St. Stephen’s Crown, which is part of today’s coat of arms of Hungary, has been stolen, hidden and lost many times throughout history. In 1978, the United States returned the crown to the people of Hungary after almost four decades.

At present, it is in the building of the Hungarian parliament in Budapest.


Jazz and wine

It was two years ago when “Vinspacirka”, a popular wine festival, was held in Banská Bystrica for the last time. The event will return to the city’s SNP plaza on Saturday, April 30, but organizers said they have changed it slightly.

Winegrowers from all over Slovakia will come to Banská Bystrica with new and proven varieties from their vineyards. “The change, which only applies to this year, is that visitors will not have to buy tickets in advance,” said Andrej Patráš from the Cech Hostinských guild. Visitors will pick up a wine tasting cup for a €3 deposit at designated locations. They will then buy wine samples from the winemakers.

The day-long festival will begin at 2:30 p.m. when the mayor of Banská Bystrica will launch a fountain in the square to kick off the summer season in the city.

In addition to wine tasting, a jazz festival will be held in the square at the same time.

Events in Bratislava

Food: The district of Rača organizes the traditional “hody”a festival of local food, wine and folk music, April 30 and May 1. The main events take place on Alstrova Street and in the Knižkova Valley, where there is an amphitheater.

Community: The Bon Marché, a community festival, returns to Panenská Street on April 30.

Festival: “Majales”, a street food and craft beer festivaltakes place on Uzbecká Street in the Podunajské Biskupice district until May 1.

Open doors: Nová Cvernovka, a cultural center housed in former school buildings, will open its doors to visitors on May 1, from 10:00 a.m. to 10:00 p.m.  Admission: €5.

Open doors: Nová Cvernovka, a cultural center housed in former school buildings, will open its doors to visitors on May 1, from 10:00 a.m. to 10:00 p.m. Admission: €5. (Source: TASR)
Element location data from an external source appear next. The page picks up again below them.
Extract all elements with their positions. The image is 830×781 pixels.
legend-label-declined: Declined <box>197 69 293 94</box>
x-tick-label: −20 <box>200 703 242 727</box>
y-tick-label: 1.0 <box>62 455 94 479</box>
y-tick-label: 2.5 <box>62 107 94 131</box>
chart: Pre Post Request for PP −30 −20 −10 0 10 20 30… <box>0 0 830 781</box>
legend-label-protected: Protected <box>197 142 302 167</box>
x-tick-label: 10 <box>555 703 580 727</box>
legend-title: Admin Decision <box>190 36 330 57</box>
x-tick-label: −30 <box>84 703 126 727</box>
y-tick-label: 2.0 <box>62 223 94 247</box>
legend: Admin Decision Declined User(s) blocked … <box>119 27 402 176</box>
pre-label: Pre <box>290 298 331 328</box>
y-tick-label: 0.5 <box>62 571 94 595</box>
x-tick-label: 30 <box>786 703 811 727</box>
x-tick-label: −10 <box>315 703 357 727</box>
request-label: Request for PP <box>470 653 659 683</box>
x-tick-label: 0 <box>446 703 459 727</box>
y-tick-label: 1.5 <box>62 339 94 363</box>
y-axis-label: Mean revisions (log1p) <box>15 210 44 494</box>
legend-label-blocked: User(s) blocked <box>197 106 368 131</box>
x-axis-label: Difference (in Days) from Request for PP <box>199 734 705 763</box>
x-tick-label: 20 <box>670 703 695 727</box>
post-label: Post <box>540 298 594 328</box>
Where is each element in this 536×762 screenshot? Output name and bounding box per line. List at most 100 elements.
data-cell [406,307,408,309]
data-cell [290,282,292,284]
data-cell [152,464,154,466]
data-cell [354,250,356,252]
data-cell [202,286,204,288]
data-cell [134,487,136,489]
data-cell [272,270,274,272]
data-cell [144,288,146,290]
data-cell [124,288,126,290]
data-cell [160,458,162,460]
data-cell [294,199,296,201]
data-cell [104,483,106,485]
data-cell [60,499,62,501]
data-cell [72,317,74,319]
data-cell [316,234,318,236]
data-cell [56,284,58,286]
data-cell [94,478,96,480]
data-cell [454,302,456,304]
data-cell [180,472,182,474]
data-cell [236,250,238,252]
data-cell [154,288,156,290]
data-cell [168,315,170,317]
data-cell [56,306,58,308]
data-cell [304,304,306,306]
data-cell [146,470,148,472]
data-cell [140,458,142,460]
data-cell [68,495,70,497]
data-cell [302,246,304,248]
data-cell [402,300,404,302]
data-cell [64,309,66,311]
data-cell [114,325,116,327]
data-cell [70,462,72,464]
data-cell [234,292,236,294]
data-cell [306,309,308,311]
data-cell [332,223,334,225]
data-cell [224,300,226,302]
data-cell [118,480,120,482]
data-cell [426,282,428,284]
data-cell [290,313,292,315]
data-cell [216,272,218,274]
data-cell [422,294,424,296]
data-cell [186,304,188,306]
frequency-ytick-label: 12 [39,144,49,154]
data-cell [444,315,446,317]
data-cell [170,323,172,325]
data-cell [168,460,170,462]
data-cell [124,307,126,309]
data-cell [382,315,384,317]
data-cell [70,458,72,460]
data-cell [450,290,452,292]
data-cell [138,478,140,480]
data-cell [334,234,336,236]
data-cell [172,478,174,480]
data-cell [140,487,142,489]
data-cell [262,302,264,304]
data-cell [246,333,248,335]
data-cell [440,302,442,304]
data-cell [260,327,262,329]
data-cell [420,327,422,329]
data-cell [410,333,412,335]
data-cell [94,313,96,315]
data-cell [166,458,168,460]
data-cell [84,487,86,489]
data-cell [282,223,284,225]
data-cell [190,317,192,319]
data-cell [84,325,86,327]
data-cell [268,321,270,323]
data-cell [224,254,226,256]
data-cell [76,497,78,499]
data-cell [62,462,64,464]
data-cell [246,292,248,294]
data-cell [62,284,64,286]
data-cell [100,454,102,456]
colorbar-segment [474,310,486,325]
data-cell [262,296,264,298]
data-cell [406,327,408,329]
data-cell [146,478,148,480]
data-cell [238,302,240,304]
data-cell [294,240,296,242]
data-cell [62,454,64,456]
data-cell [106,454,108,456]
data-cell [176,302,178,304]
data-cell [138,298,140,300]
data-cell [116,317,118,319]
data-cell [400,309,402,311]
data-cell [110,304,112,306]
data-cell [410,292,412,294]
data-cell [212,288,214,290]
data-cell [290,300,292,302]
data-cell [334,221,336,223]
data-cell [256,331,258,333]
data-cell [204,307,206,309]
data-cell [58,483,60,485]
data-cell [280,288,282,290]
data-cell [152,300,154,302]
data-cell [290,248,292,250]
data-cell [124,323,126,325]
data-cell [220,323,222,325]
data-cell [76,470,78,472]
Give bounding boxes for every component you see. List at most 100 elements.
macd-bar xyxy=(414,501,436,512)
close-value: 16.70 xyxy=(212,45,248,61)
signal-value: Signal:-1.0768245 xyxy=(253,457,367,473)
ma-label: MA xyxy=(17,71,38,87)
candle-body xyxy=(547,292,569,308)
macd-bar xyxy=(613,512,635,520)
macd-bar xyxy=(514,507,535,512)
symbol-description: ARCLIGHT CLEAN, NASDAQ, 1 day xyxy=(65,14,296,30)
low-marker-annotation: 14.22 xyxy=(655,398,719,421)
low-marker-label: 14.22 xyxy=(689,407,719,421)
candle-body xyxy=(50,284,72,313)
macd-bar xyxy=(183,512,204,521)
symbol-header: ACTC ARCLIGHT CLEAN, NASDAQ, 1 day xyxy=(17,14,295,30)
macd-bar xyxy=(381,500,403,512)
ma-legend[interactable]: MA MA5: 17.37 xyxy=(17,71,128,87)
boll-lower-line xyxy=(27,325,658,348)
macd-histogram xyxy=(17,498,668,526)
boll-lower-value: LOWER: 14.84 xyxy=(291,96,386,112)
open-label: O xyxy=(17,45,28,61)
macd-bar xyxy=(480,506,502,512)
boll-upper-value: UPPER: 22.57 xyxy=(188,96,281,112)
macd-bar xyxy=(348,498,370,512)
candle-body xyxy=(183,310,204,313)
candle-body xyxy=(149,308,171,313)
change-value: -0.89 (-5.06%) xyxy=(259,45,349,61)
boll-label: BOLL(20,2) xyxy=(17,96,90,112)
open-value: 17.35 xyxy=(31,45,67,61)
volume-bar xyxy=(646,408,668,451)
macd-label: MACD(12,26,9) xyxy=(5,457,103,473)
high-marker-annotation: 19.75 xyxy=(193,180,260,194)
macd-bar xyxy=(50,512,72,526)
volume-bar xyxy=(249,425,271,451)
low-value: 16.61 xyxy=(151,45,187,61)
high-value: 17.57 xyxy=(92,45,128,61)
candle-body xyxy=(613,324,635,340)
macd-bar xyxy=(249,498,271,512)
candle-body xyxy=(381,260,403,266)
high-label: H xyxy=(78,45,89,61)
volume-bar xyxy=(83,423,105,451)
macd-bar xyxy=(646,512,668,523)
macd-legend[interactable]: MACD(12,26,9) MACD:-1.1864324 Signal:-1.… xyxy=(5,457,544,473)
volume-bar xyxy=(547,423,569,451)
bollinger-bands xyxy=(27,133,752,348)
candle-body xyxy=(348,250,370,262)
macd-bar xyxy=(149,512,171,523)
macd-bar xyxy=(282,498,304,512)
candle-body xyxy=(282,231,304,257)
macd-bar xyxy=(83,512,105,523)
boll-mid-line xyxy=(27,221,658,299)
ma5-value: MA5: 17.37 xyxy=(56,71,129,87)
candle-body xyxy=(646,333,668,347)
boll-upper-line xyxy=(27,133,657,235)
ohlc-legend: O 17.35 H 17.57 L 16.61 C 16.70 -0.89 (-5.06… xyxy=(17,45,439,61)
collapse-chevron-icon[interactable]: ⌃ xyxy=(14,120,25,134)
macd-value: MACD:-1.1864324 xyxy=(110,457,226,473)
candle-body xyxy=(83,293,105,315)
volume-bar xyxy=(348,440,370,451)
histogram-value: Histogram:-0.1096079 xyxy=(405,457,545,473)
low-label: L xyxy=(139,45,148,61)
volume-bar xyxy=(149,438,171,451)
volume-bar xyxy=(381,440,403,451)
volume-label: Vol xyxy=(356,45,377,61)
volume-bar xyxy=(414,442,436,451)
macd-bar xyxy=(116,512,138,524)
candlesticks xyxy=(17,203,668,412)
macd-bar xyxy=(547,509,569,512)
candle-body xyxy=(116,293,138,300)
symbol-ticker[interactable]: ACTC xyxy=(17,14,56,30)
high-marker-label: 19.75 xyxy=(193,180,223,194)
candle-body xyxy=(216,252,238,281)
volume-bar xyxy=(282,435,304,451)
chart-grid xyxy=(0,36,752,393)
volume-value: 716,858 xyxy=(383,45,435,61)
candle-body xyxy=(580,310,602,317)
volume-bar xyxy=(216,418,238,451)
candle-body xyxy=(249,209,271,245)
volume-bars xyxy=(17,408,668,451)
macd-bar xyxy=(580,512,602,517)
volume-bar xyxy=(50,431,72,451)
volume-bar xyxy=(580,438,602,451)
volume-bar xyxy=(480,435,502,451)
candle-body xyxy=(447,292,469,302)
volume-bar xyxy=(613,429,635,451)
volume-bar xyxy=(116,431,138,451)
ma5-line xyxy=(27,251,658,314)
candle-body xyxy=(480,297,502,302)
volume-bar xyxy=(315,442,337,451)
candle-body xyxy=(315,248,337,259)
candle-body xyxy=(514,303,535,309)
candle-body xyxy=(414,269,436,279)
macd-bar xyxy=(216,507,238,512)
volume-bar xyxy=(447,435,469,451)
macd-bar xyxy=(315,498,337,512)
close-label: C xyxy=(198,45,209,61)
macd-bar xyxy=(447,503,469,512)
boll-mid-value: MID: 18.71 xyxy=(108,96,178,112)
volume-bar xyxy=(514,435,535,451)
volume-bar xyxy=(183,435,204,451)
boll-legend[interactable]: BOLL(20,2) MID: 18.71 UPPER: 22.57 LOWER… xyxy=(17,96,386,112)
Concert: Malta Philharmonic Orchestra will perform at the Reduta building on May 4.


Falconry saved the school

Falconry in Štiavnické Bane, near the picturesque popular tourist destination of Banská Štiavnica, lives on thanks to director Pavol Michal. A new chapter in the school’s history opens with his arrival.

“The school was about to close. Every year there were fewer and fewer students. They attended a school in the nearby town of Banská Štiavnica,” says Michal, who is himself a lifelong avid falconer.

“Falconry is my way of life. We started teaching it with my arrival. The first year it was just a club, a year later it became an optional subject, and since 2010 it has been a compulsory subject.